Verónica y yo (Por Silvy)
La sala de espera de la clínica estaba vacía cuando llegué.
En recepción me avisaron que mi psiquiatra se demoraría por la tormenta así que
me dispuse a esperar con paciencia. Mientras tanto, repasaba en mi mente lo que
debía contarle: el insomnio, los sueños recurrentes, la sensación de fracaso,
mi falta de ganas para todo y mi necesidad de nada. La astenia que sentía ante
cualquier propuesta de salir. Mis lágrimas persistentes, el dolor punzante del
corazón y mi necesidad de dormir horas, días… meses.
No me di cuenta en qué momento entró ni cuando se ubicó
justo enfrente de mí. Tenía el pelo largo y ondeado cubriéndole los hombros. Su
cabeza gacha observando las manos apoyadas en su regazo. Se estiraba las mangas
de su sweater constantemente. Parecía tener frío.
Yo necesitaba concentrarme en mi lista mental de síntomas.
Todo un mes de recuerdos para contestar en el interrogatorio que serviría de
llave para obtener mis pastillas.
Siempre olvidaba algo. En la consulta anterior había omitido la taquicardia y
los ahogos nocturnos.
Se paró de pronto y se acercó a la ventana, apoyó su frente
contra el vidrio frío y con su aliento lo empañó. Una enfermera entró de
pronto, la tomó del brazo y la acompañó nuevamente a su asiento. Escuché
nombrarla - Verónica, quédate sentada, en un momento te verá el doctor.
No quise mirarla, pero no pude evitar ver sus ojos claros,
su espalda encorvada y el imperceptible temblor de su pierna derecha. Sus uñas
comidas hasta la carne y esa palidez que le daba un aspecto de ninfa.
Levantó la mirada y la clavó en mis ojos y un rictus parecido a una sonrisa apareció
en sus labios.
Hola – me dijo.
Hola – contesté.
No sé por qué la sentí familiar, como si ya hubiéramos
hablado en otro momento.
¿Por qué estás aquí? Preguntó.- Tengo turno con la doctora
Enriquez, a las dos, pero está
retrasada. ¿Y vos? – Indagué- ¿a qué hora tenés turno?
Yo vivo acá – respondió
Fue entonces que lo vi, cuando levantó los brazos para
correrse el pelo de la cara. Las muñecas vendadas mostraban el motivo de su
estadía allí.
Se dio cuenta de que lo noté, sacudió su mano como quitando
importancia y me dijo: simplemente quería dormir horas, días… meses. Esta era
la forma segura de hacerlo. Ya no quería llorar más ni extrañar a nadie (porque no había nadie a
quién extrañar). Estaba cansada del aburrimiento, de la falta de ganas de todo.
Lo dijo con una calma extraña para hablar de sus ganas de no
existir. No había nervios, ni angustia, ni arrepentimiento.

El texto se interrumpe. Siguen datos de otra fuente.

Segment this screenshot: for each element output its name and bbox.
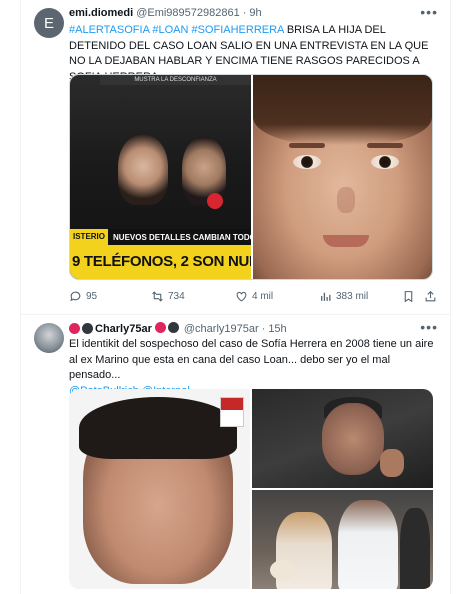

-¿Y vos, por qué venís? Preguntó.
Y me dio vergüenza contarle que no podía lidiar con mi
frustración y que no había tenido su valentía (o cobardía) para terminar con
ese montón de sensaciones extrañas que me invadían todos los días y que
buscaban solución en una minúscula pastilla blanca.
-Control, respondí.
¡Qué coincidencia!, me dijo. El no poder controlar mi
angustia fue lo que me trajo aquí, así que yo también estoy por control.
Levantó la cabeza y miró por la ventana. Había dejado de
llover y un débil rayo de sol iluminó su rostro. Sonrió, cerró los ojos como
disfrutando el calor tibio que la acariciaba.

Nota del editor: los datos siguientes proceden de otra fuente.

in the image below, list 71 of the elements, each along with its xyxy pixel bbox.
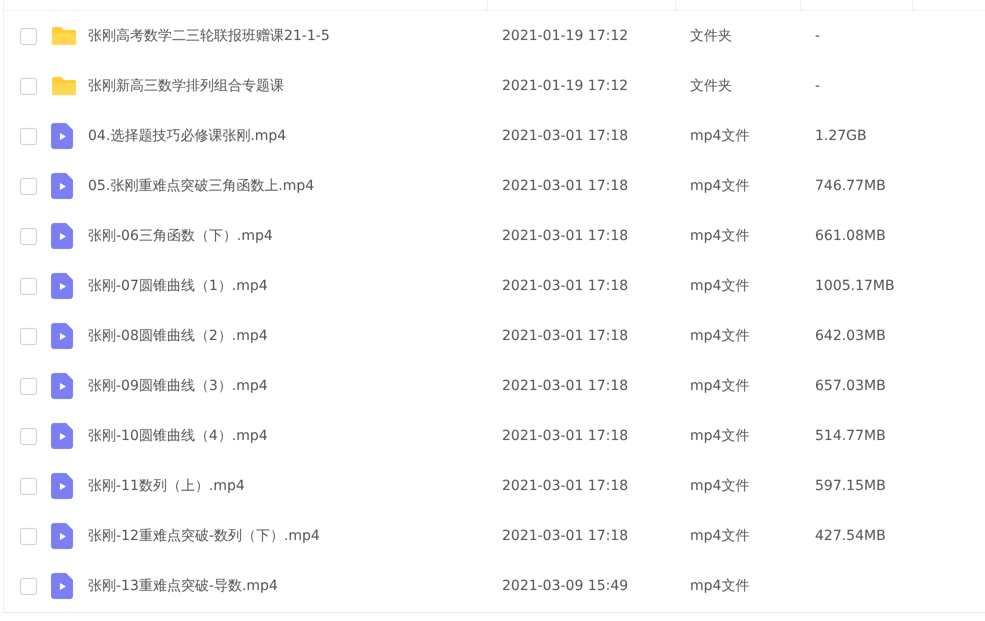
checkbox[interactable] bbox=[20, 78, 37, 94]
checkbox[interactable] bbox=[20, 128, 37, 144]
file-name[interactable]: 张刚新高三数学排列组合专题课 bbox=[88, 78, 284, 94]
checkbox[interactable] bbox=[20, 578, 37, 594]
file-type: mp4文件 bbox=[690, 478, 750, 494]
file-size: - bbox=[815, 28, 820, 44]
file-type: mp4文件 bbox=[690, 178, 750, 194]
file-name[interactable]: 05.张刚重难点突破三角函数上.mp4 bbox=[88, 178, 314, 194]
file-name[interactable]: 张刚-08圆锥曲线（2）.mp4 bbox=[88, 328, 268, 344]
modified-time: 2021-03-01 17:18 bbox=[502, 328, 628, 344]
file-size: 427.54MB bbox=[815, 528, 886, 544]
file-name[interactable]: 张刚-06三角函数（下）.mp4 bbox=[88, 228, 273, 244]
video-file-icon bbox=[51, 523, 73, 549]
modified-time: 2021-03-01 17:18 bbox=[502, 228, 628, 244]
file-type: 文件夹 bbox=[690, 28, 732, 44]
file-type: mp4文件 bbox=[690, 228, 750, 244]
checkbox[interactable] bbox=[20, 478, 37, 494]
file-size: 642.03MB bbox=[815, 328, 886, 344]
checkbox[interactable] bbox=[20, 228, 37, 244]
modified-time: 2021-03-01 17:18 bbox=[502, 128, 628, 144]
file-size: 597.15MB bbox=[815, 478, 886, 494]
modified-time: 2021-03-01 17:18 bbox=[502, 178, 628, 194]
checkbox[interactable] bbox=[20, 528, 37, 544]
video-file-icon bbox=[51, 223, 73, 249]
video-file-icon bbox=[51, 473, 73, 499]
checkbox[interactable] bbox=[20, 178, 37, 194]
modified-time: 2021-03-01 17:18 bbox=[502, 278, 628, 294]
file-size: 661.08MB bbox=[815, 228, 886, 244]
video-file-icon bbox=[51, 273, 73, 299]
file-type: mp4文件 bbox=[690, 278, 750, 294]
modified-time: 2021-03-01 17:18 bbox=[502, 378, 628, 394]
modified-time: 2021-03-01 17:18 bbox=[502, 428, 628, 444]
file-type: mp4文件 bbox=[690, 128, 750, 144]
file-name[interactable]: 张刚-11数列（上）.mp4 bbox=[88, 478, 245, 494]
modified-time: 2021-03-01 17:18 bbox=[502, 478, 628, 494]
file-type: mp4文件 bbox=[690, 328, 750, 344]
file-size: 1.27GB bbox=[815, 128, 867, 144]
video-file-icon bbox=[51, 373, 73, 399]
file-name[interactable]: 张刚-10圆锥曲线（4）.mp4 bbox=[88, 428, 268, 444]
file-type: mp4文件 bbox=[690, 528, 750, 544]
file-size: 514.77MB bbox=[815, 428, 886, 444]
file-type: mp4文件 bbox=[690, 378, 750, 394]
checkbox[interactable] bbox=[20, 378, 37, 394]
file-type: 文件夹 bbox=[690, 78, 732, 94]
checkbox[interactable] bbox=[20, 278, 37, 294]
video-file-icon bbox=[51, 173, 73, 199]
folder-icon bbox=[51, 26, 77, 46]
file-size: 746.77MB bbox=[815, 178, 886, 194]
folder-icon bbox=[51, 76, 77, 96]
file-name[interactable]: 张刚-13重难点突破-导数.mp4 bbox=[88, 578, 278, 594]
modified-time: 2021-03-01 17:18 bbox=[502, 528, 628, 544]
checkbox[interactable] bbox=[20, 328, 37, 344]
video-file-icon bbox=[51, 423, 73, 449]
video-file-icon bbox=[51, 323, 73, 349]
file-name[interactable]: 张刚-09圆锥曲线（3）.mp4 bbox=[88, 378, 268, 394]
video-file-icon bbox=[51, 123, 73, 149]
file-size: 1005.17MB bbox=[815, 278, 895, 294]
file-name[interactable]: 张刚-07圆锥曲线（1）.mp4 bbox=[88, 278, 268, 294]
file-size: 657.03MB bbox=[815, 378, 886, 394]
file-type: mp4文件 bbox=[690, 428, 750, 444]
modified-time: 2021-01-19 17:12 bbox=[502, 28, 628, 44]
modified-time: 2021-03-09 15:49 bbox=[502, 578, 628, 594]
video-file-icon bbox=[51, 573, 73, 599]
file-type: mp4文件 bbox=[690, 578, 750, 594]
file-name[interactable]: 张刚-12重难点突破-数列（下）.mp4 bbox=[88, 528, 320, 544]
file-name[interactable]: 04.选择题技巧必修课张刚.mp4 bbox=[88, 128, 286, 144]
checkbox[interactable] bbox=[20, 428, 37, 444]
modified-time: 2021-01-19 17:12 bbox=[502, 78, 628, 94]
checkbox[interactable] bbox=[20, 28, 37, 44]
file-size: - bbox=[815, 78, 820, 94]
file-name[interactable]: 张刚高考数学二三轮联报班赠课21-1-5 bbox=[88, 28, 330, 44]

Mi doctora llegó. Me hizo pasar disculpándose por la demora.
Me preguntó cómo estaba, si seguía con las pastillas, si dormía mejor. Y
entonces decidí ser Verónica, la Verónica sentada al sol, la que se acariciaba
las muñecas lastimadas como pidiéndoles perdón y le contesté: - Bien, doctora,
mejor. Me siento como un rayo de sol que está saliendo de una tormenta.